A must-have reference for vSphere Admins
In my 10+ years of managing and designing vSphere environments, I have come across a few books that should be on the desks of every vSphere Administrator. You should not be caught without a copy of Mastering VMware vSphere by Scott Lowe and Nick Marshall, VMware vSphere Design by Scott Lowe and Forbes Guthrie, and vSphere Clustering Deepdive by Duncan Epping and Frank Denneman. Mike Preston’s Troubleshooting vSphere Storage could easily be added to the list.
While the book is only 5 chapters long, it is organized in a logical fashion that not only allows for easy reading, but quick bookmarking. The first chapter gives an overview of how storage is organized within virtual environments. It lays out the framework of storage organization within vSphere and how it relates to the physical world of servers, networks, and shared storage. Some basic information is introduced for the novice, followed by more detailed explanations of how the pieces interact. The usual ‘alphabet soup’ of acronyms doesn’t detract from the layout and keeps the reader on track. With this foundation in place, it allows for the other chapters to flow in an organized fashion.

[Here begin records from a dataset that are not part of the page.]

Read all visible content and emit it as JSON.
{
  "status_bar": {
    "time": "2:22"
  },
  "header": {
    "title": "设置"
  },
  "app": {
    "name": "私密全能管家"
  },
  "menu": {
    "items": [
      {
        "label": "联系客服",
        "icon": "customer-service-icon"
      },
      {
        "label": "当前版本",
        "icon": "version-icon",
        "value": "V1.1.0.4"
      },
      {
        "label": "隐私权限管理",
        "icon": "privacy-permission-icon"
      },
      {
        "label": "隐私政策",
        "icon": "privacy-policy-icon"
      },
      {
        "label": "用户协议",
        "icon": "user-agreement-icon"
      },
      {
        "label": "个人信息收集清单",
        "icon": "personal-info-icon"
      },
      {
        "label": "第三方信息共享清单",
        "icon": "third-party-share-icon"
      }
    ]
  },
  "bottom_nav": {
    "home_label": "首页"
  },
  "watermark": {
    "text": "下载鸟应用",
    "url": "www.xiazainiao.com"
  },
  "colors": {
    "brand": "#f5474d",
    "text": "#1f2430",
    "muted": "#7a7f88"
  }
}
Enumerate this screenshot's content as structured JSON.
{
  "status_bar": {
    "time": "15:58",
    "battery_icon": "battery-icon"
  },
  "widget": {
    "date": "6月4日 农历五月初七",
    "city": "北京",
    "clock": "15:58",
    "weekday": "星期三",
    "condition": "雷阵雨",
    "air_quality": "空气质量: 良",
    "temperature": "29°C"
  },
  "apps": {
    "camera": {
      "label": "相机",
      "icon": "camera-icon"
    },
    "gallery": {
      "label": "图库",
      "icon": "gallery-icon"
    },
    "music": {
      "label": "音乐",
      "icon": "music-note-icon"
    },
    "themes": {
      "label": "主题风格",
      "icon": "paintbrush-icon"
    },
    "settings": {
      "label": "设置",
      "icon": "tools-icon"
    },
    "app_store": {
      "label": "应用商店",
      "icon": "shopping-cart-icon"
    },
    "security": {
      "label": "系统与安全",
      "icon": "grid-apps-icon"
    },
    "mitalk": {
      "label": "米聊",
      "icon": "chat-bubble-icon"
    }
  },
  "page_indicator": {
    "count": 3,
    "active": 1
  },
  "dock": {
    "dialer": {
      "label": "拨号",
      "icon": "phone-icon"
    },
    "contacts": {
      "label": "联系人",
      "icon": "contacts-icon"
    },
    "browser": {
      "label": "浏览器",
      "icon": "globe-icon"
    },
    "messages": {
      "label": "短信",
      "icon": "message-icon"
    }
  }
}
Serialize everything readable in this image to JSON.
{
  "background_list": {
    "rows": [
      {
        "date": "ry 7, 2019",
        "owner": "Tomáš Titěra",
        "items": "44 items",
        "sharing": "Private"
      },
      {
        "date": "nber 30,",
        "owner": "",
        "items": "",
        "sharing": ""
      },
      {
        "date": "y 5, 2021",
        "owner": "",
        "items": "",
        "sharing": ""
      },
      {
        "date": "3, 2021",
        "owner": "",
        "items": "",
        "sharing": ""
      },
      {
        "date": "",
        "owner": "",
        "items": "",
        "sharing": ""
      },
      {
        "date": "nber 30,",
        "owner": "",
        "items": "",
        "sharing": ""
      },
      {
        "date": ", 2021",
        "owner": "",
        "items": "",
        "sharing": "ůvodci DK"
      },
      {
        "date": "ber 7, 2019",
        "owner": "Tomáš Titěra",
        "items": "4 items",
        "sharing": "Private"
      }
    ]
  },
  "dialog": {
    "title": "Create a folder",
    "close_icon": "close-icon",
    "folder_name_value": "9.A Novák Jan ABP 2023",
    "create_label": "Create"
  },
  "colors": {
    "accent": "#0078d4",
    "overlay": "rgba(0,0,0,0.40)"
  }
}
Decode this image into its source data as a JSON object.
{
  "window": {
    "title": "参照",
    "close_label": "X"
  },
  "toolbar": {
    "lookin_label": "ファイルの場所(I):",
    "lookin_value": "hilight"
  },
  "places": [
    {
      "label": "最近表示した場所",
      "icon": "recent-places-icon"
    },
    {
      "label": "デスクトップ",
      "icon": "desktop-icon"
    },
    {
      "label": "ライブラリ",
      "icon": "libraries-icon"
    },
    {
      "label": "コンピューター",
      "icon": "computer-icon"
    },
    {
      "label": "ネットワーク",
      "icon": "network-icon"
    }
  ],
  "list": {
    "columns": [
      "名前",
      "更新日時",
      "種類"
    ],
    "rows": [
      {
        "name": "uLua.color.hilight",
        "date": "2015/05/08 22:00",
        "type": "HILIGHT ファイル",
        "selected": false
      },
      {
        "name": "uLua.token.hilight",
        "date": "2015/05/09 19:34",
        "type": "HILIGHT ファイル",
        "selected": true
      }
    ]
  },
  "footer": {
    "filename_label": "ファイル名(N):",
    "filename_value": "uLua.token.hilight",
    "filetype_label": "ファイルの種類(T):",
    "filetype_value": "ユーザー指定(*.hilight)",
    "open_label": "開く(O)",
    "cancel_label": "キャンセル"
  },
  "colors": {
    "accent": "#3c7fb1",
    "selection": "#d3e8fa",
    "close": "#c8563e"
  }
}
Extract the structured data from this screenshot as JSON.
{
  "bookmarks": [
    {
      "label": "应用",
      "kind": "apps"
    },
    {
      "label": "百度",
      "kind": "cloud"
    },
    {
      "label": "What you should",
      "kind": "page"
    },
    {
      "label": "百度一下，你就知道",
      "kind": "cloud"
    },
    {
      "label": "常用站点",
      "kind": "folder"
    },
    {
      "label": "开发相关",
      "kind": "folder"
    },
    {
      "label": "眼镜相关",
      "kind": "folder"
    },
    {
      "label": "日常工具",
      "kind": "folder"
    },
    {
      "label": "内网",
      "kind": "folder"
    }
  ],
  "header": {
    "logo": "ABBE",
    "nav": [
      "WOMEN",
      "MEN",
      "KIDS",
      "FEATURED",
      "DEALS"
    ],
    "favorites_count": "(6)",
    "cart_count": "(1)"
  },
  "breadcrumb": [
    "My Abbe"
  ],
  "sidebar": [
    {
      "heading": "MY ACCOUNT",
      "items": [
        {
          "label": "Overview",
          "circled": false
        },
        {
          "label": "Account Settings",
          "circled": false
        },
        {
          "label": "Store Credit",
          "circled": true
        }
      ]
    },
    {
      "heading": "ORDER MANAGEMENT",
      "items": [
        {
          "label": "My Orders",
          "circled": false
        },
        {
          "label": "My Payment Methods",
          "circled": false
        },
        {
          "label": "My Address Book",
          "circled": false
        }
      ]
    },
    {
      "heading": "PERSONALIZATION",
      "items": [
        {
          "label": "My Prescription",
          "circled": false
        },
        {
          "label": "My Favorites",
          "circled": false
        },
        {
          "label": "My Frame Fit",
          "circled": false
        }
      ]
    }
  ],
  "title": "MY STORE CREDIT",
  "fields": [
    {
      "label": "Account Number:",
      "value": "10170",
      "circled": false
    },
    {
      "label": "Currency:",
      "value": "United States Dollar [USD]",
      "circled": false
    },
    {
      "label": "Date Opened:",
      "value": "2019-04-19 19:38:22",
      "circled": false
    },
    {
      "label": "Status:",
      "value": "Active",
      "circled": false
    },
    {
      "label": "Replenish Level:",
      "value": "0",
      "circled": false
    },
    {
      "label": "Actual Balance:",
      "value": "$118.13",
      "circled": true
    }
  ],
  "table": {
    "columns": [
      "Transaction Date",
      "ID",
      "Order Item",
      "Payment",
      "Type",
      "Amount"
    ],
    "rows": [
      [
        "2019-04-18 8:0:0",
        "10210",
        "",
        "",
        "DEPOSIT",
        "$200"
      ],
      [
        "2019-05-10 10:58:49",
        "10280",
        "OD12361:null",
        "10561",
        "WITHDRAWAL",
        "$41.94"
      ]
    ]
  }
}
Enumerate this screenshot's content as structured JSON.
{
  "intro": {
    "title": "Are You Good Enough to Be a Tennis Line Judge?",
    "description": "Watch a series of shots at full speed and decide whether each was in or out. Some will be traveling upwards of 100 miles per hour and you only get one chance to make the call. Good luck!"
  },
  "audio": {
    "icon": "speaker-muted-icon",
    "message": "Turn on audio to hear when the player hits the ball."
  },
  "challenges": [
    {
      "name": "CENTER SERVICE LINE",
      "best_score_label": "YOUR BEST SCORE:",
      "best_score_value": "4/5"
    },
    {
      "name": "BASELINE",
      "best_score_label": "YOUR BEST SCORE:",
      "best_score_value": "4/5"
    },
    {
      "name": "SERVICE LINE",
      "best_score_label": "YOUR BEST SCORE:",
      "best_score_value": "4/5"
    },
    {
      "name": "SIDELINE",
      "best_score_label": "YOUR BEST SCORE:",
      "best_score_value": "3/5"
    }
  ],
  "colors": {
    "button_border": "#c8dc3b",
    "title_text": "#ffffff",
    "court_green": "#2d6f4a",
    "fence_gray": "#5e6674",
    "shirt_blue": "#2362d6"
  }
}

The following chapters outline which tools to use to analyze your storage, where to look for problems and how to identify them. Common problems such as contention, capacity, and overcommitment are identified for the reader and several tips are given to show not only what these problems will look like in your environment but also how to identify and resolve them.
The three appendices are the ‘Crown Jewels’ of the book. Appendix A contains a list of your most common storage troubleshooting steps, followed by the commands and procedures you will need to take in order to eliminate each one. Knowing which questions to ask are good, but having the commands at your fingertips when you need them can be invaluable when problems arise. Preston has saved your bacon with this section. Appendix B lists out all of the ESXTOP commands and functions, which ones you will need for various issues, and how to use them. This will save time and frustration for those SysAdmins that don’t frequently use the tool. And finally, Appendix C lists out all of you iSCSI error codes. This is something that most of us will seldom need for day-to day administration. However, that one or two times when you are scratching your head trying to navigate out of a difficult situation, it can save critical time.
Troubleshooting vSphere Storage is a great reference for any vSphere SysAdmin. Not only does it outline an excellent troubleshooting methodology for your environment, but also lays down a strong background for readers to understand just why storage is important for a healthy vSphere design. I would recommend this book to anybody that manages vSphere as well as Storage admins that need to support vSphere.